Vancouver - Edmonton 3-4 OT (2-1/1-1/0-1/0-1)
Ihre bereits fünfte Niederlage aus den letzten sechs Spielen erlitten am Abend die Vancouver Canucks bei ihrem Gastspiel in Edmonton. Diesmal konnte man sich aber zumindest wieder einen Punkt sichern. Mann des Abends war an seinem 28. Geburtstag aber Ryan Smyth, der an seinem Ehrentag drei Treffer der Oilers vorbereiten konnte und statt Geschenke anzunehmen, an diesem Abend lieber welche verteilte. Fernando Pisani(2.pp), Adam Oates(15.) und Eric Brewer(64.) profitierten dabei jeweils von der Großzügigkeit des Geburtstagskindes. Den einzigen Treffer für die Oilers, an dem Smyth nicht direkt beteiligt war, gelang zum zwischenzeitlichen 3-3 Ales Hemsky(44.), der eine Vorarbeit von Adam Oates verwerten konnte.
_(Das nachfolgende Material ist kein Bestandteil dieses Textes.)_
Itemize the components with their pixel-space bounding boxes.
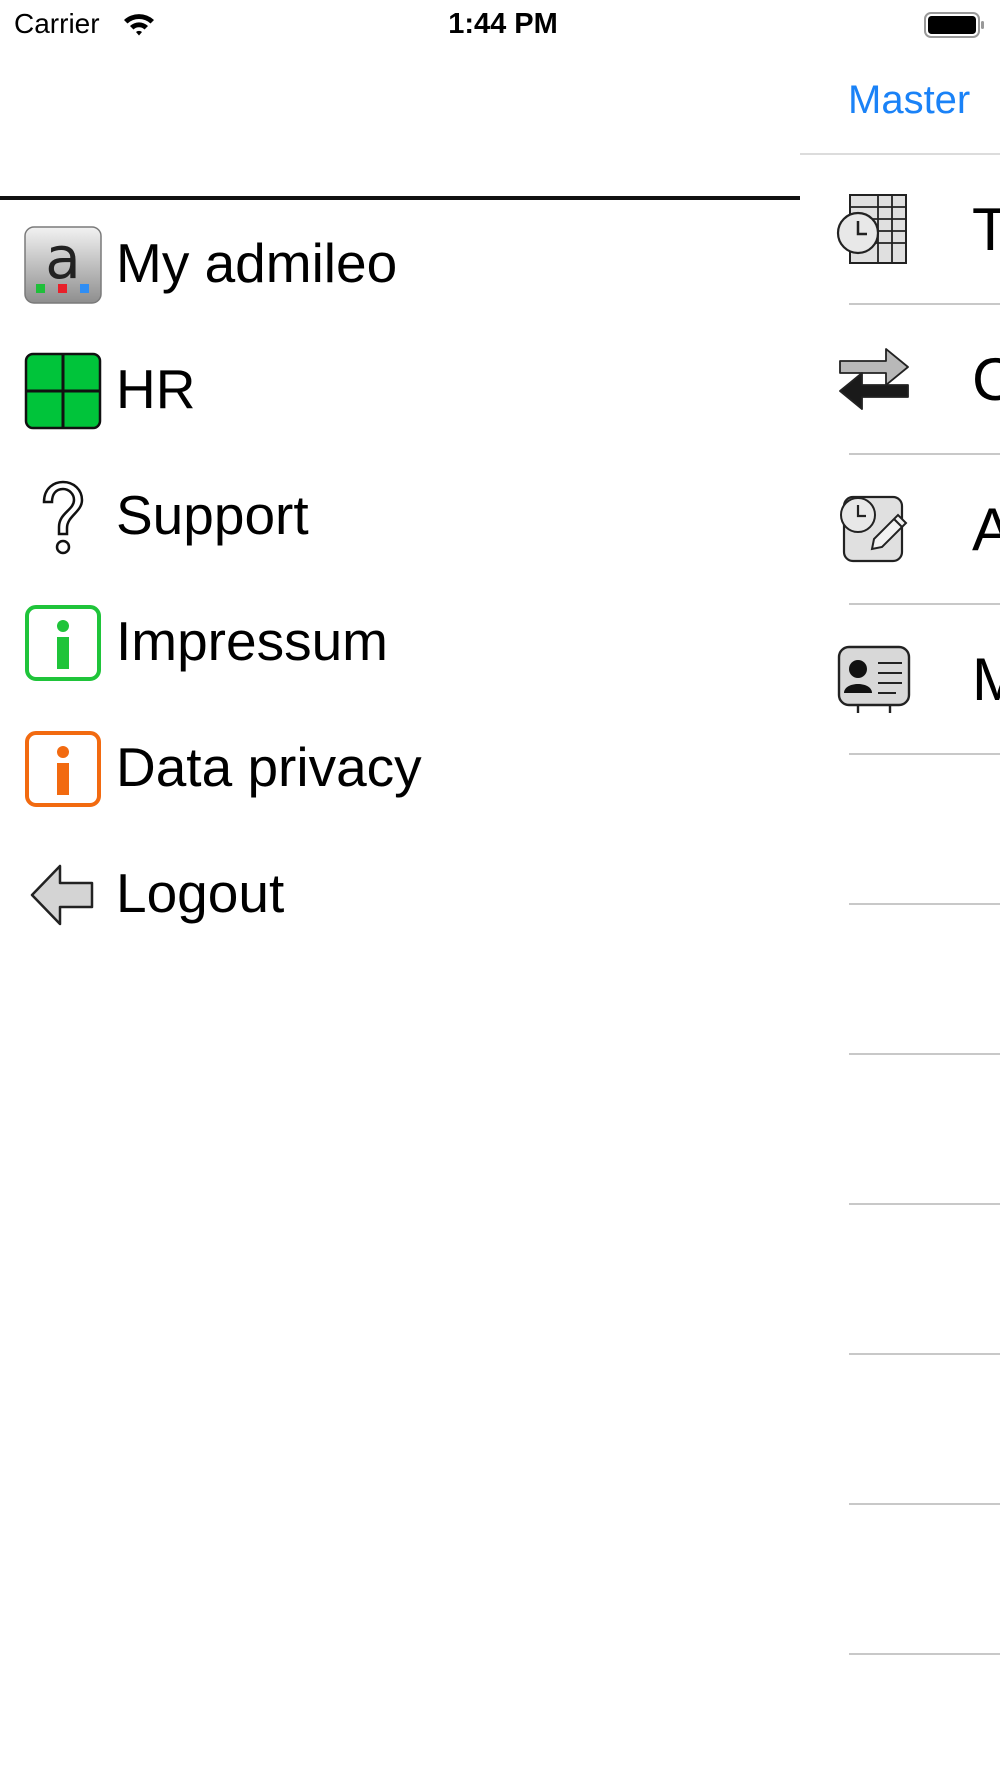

Für Vancouver trafen Marek Malik(3.), Daniel Sedin(19.) und Artem Chubarov(36.). Am Ende siegte mit Edmonton aber die aktivere Mannschaft verdient, wenn im Zustandekommen auch vielleicht etwas glücklich. Dan Cloutier im Tor der Gäste konnte immerhin 34 Torschüsse der Mannen aus Alberta abwehren und so den Ehrenpunkt für sein Team retten.

Columbus - Los Angeles 3-4 (0-2/1-1/2-1)
Einen hochverdienten, aber knappen Erfolg verbuchten die Kings am vergangenen Abend zu Hause, als die auswärtsschwachen Blue Jackets zu Gast waren. Das ungleiche Schussverhältnis von 21-42 hätte für Columbus allerdings fast gereicht, um deren elften Punkt in der Ferne zu erzielen.
Nach einem von den Hausherren klar dominierten ersten Drittel lagen die Kings durch die Tore von Ian Laperriere(8./44.) und Luc Robitaille(18.pp) mit 2-0 in Front. Den Anschluss im für die Gäste etwas ausgeglichener verlaufenen zweiten Abschnitt schoss Jody Shelley(32.), ehe Sean Avery(34.) wieder den alten Abstand herstellte.
Laperrieres zweiter Treffer des Abends hätte anschließend eigentlich die Entscheidung sein müssen und Ruhe in die Reihen der Hausherren bringen sollen. Dagegen hatten allerdings die Gäste etwas, denn sie fanden sich noch lange nicht mit dieser Niederlage ab. Sie warfen alles nach vorne und wurden immerhin zwei Mal für ihre Bemühungen belohnt. Natürlich sorgte Columbus' Topscorer Rick Nash(54./59.) für die ansteigende Spannung, die zum Glück für die Heimmannschaft, sowie deren Anhang doch noch mit einem Happy End endete.